Check the integrations documentation to see what is offered by each integration.
Custom Processors
To ingest entities from an existing system already tracking software, you can also write a custom processor to convert between the existing system and Backstage's descriptor format. This is documented in External Integrations.
Catalog Rules
By default the catalog will only allow ingestion of entities with the kind
Component
, API
and Location
. In order to allow entities of other kinds to
be added, you need to add rules to the catalog. Rules are added either in a
separate catalog.rules
key, or added to statically configured locations.
For example, given the following configuration:
catalog:
rules:
- allow: [Component, API, Location, Template]
locations:
- type: url
target: https://github.com/org/example/blob/master/org-data.yaml
rules:
- allow: [Group]
We are able to add entities of kind Component
, API
, Location
, or
Template
from any location, and Group
entities from the org-data.yaml
,
which will also be read as statically configured location.
Note that if the catalog.rules
key is present it will replace the default
value, meaning that you need to add rules for the default kinds if you want
those to still be allowed.
The following configuration will reject any kind of entities from being added to the catalog:
catalog:
rules: []
Readonly mode
Processors provides a good way to automate ingestion of entities when combined
with Static Location Configuration or a
discovery processor like
GitHub Discovery. To enforce usage of
processors to locate entities we can configure the catalog into readonly
mode.
This configuration disables registering and deleting locations with the catalog APIs.
catalog:
readonly: true
Note that any plugin relying on the catalog API for creating, updating and deleting entities will not work in this mode.

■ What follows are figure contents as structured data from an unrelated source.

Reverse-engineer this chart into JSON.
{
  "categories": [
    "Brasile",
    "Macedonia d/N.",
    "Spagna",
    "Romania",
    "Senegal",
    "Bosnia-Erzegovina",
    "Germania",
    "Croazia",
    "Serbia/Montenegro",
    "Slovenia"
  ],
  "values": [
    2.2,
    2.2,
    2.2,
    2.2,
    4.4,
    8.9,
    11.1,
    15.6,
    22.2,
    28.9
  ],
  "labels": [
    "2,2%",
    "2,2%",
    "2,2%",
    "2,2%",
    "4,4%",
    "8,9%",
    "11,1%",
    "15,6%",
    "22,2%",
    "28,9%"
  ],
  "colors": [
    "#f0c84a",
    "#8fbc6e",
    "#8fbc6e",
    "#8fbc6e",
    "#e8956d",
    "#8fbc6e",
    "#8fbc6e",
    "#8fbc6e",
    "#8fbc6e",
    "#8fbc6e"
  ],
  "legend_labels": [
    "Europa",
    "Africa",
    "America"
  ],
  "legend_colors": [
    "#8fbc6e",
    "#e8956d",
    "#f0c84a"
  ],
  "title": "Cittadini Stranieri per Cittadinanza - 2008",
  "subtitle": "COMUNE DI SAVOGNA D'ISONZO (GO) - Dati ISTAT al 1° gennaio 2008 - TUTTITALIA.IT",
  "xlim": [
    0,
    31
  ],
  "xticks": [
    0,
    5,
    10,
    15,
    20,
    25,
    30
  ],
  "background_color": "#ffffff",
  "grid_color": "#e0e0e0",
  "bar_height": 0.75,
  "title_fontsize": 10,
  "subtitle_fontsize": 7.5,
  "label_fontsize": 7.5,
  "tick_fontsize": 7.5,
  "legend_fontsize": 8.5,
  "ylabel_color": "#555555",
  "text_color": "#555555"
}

Deleting an entity by UUID, DELETE /entities/by-uid/:uid
, is allowed when using this mode. It may be rediscovered as noted in explicit deletion.
A common use case for this configuration is when organizations have a remote source that should be mirrored into Backstage. To make Backstage a mirror of this remote source, users cannot also register new entities with e.g. the catalog-import plugin.
Clean up orphaned entities
In short entities can become orphaned through multiple means, such as when a catalog-info YAML file is moved from one place to another in the version control system without updating the registration in the catalog. For safety reasons the default behavior is to just tag the orphaned entities, and keep them around. You can read more about orphaned entities here.
However, if you do with to automatically remove the orphaned entities, you can use the following configuration, and everything with an orphaned entity tag will be eventually deleted.
catalog:
orphanStrategy: delete
Processing Interval
The processing loop is
responsible for running your registered processors on all entities, on a certain
interval. That interval can be configured with the processingInterval
app-config parameter.
catalog:
processingInterval: { minutes: 45 }
The value is a duration object, that has one or more of the fields years
,
months
, weeks
, days
, hours
, minutes
, seconds
, and milliseconds
.
You can combine them, for example as { hours: 1, minutes: 15 }
which
essentially means that you want the processing loop to visit entities roughly
once every 75 minutes.
Note that this is only a suggested minimum, and the actual interval may be longer. Internally, the catalog will scale up this number by a small factor and choose random numbers in that range to spread out the load. If the catalog is overloaded and cannot process all entities during the interval, the time taken between processing runs of any given entity may also be longer than specified here.
Setting this value too low risks exhausting rate limits on external systems that are queried by processors, such as version control systems housing catalog-info files.